Décision

Les décisions diffusées proviennent de tribunaux ou d'organismes indépendants de SOQUIJ et pourraient ne pas être accessibles aux personnes handicapées qui utilisent des technologies d'adaptation. Visitez la page Accessibilité pour en savoir plus.
Copier l'url dans le presse-papier
Le lien a été copié dans le presse-papier

Boshouwers c. Place Bernard inc.

2023 QCTAL 14364

 

 

TRIBUNAL ADMINISTRATIF DU LOGEMENT

Bureau dE Montréal

 

Nos dossiers :

653903 31 20220916 G

656679 31 20221005 G

Nos demandes :

3665575

3679321

 

 

Date :

10 mai 2023

Devant la juge administrative :

Pascale McLean

 

Bruce Boshouwers

 

Locataire - Partie demanderesse

(653903 31 20220916 G)

Partie défenderesse

(656679 31 20221005 G)

c.

Place Bernard Inc.

 

Locateur - Partie défenderesse

(653903 31 20220916 G)

Partie demanderesse

(656679 31 20221005 G)

 

D É C I S I O N    I N T E R L O C U T O I R E

 

 

[1]         Par un recours introduit le 16 septembre 2022, le locataire demande de déclarer l’avis d’éviction qui lui a été signifié, le ou vers le 15 novembre 2021, invalide et inopposable.
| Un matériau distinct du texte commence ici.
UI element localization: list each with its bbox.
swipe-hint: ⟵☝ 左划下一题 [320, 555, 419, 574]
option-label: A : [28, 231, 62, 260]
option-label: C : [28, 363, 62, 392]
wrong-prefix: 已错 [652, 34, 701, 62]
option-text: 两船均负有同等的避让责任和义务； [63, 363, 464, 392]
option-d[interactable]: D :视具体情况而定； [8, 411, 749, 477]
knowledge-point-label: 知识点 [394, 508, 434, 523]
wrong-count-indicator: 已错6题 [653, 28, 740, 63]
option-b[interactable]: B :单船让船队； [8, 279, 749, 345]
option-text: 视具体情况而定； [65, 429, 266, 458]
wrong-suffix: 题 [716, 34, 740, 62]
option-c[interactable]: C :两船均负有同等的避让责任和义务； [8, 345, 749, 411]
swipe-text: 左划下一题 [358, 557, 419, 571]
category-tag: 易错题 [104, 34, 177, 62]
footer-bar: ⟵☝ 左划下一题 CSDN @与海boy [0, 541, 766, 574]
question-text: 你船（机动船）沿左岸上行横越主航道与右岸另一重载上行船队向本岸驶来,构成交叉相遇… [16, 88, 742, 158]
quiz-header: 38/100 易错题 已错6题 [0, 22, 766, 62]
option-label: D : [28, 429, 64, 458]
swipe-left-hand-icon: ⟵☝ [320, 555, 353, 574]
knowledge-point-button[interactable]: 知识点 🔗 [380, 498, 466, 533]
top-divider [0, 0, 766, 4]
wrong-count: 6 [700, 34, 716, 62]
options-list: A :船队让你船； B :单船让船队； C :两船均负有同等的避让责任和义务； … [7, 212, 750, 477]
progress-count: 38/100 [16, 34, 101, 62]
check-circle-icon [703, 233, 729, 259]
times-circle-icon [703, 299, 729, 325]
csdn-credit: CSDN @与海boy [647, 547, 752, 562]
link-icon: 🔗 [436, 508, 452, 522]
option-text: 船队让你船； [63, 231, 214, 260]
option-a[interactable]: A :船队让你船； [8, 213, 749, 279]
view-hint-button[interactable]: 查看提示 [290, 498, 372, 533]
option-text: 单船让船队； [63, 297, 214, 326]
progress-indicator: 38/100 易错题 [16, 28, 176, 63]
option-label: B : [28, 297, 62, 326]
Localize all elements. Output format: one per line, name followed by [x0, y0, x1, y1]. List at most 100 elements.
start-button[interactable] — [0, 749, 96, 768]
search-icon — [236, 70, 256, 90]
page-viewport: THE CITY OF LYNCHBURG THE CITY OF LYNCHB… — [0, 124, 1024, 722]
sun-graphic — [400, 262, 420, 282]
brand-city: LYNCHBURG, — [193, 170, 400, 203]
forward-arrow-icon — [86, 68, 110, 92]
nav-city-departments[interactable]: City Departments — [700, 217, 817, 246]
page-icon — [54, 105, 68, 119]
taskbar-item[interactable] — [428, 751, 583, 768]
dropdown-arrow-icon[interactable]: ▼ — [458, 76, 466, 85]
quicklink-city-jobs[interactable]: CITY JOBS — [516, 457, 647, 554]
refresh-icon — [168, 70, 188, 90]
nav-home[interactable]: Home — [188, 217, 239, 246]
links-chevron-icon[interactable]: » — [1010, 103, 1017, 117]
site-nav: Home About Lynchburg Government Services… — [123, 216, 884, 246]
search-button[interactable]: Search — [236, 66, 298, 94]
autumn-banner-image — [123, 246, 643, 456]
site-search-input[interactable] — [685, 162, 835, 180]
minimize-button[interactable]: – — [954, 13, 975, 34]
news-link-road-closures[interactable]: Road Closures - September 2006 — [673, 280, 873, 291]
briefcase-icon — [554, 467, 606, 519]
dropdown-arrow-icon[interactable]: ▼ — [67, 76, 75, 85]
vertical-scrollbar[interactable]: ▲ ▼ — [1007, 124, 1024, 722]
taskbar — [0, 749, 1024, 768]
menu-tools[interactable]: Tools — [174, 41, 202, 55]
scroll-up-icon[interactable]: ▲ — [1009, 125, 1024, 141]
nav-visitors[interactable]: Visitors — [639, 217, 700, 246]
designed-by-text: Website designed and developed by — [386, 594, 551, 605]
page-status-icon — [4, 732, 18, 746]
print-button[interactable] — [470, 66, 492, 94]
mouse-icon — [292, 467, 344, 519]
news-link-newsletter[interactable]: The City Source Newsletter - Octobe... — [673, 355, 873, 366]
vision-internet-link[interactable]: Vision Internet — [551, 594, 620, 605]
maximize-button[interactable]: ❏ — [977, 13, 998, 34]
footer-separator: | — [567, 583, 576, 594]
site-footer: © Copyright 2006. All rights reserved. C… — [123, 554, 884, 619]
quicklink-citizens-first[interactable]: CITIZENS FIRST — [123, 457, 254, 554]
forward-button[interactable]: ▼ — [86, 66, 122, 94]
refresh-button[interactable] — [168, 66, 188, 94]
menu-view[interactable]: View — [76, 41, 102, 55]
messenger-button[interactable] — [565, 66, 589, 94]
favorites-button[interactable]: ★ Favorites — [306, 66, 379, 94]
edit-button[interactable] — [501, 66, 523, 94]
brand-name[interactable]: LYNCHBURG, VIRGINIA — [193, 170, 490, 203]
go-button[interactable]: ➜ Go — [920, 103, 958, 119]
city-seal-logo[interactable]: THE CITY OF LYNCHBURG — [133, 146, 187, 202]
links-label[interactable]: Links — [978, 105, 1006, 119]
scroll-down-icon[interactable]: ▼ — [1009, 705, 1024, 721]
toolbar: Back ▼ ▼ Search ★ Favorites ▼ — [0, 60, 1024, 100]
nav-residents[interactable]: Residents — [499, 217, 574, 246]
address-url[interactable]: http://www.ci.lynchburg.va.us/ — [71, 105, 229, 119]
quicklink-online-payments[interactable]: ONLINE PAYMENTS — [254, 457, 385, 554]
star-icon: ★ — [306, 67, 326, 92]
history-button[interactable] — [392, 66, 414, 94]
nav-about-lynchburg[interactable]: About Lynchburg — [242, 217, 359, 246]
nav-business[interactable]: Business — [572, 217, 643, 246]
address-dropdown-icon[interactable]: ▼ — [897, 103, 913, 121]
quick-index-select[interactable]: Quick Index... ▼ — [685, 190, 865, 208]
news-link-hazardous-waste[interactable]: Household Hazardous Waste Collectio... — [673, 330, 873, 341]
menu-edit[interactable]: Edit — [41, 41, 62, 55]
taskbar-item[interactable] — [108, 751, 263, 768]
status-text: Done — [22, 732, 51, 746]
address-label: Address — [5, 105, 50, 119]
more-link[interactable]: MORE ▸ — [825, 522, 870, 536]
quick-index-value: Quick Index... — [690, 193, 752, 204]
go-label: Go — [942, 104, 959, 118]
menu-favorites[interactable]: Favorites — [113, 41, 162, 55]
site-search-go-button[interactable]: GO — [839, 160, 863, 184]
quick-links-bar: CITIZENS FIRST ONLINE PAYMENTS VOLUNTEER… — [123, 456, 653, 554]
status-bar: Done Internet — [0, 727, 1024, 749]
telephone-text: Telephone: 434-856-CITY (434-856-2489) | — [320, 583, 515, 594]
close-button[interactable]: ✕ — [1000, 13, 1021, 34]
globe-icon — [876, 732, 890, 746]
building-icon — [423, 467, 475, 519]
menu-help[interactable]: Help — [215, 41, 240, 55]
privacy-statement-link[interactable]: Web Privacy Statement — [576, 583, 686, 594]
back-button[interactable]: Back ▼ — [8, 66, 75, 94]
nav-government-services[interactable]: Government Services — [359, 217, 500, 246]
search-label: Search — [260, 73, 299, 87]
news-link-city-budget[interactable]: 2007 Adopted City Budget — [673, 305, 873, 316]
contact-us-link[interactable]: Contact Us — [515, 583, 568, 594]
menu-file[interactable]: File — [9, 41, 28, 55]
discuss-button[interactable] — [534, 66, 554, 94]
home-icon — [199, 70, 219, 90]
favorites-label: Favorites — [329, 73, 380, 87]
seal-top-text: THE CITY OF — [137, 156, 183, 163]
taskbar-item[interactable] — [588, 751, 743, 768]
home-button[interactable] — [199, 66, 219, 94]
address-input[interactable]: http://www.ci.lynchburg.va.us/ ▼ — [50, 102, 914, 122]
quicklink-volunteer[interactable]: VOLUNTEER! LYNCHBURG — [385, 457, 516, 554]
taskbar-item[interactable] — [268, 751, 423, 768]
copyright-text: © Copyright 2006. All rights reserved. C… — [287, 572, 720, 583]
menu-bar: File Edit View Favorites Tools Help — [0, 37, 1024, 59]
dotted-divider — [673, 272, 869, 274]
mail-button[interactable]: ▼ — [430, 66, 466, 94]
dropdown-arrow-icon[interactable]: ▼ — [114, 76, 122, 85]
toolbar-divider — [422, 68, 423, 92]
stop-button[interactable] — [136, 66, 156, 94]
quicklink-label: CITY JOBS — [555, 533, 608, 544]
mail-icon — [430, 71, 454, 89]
Subsidiairement, il demande d’être relevé de son défaut d’avoir déposé une demande d’opposition à l’éviction dans le délai prévu au Code civil, conformément à l’article 59 de la Loi sur le Tribunal administratif du logement (ci-après L.T.A.L.), en plus des frais judiciaires (dossier 653903).

[2]         Par un recours introduit le 5 octobre 2022, le locateur demande d’ordonner au locataire de donner possession vacante du logement dans un délai de cinq jours de la décision à intervenir en l’instance et, à défaut, ordonner l’éviction du locataire, en vertu de l’article 1883 C.c.Q. Il demande de plus l’exécution provisoire de la décision malgré l’appel et le paiement des frais judiciaires (dossier 656679).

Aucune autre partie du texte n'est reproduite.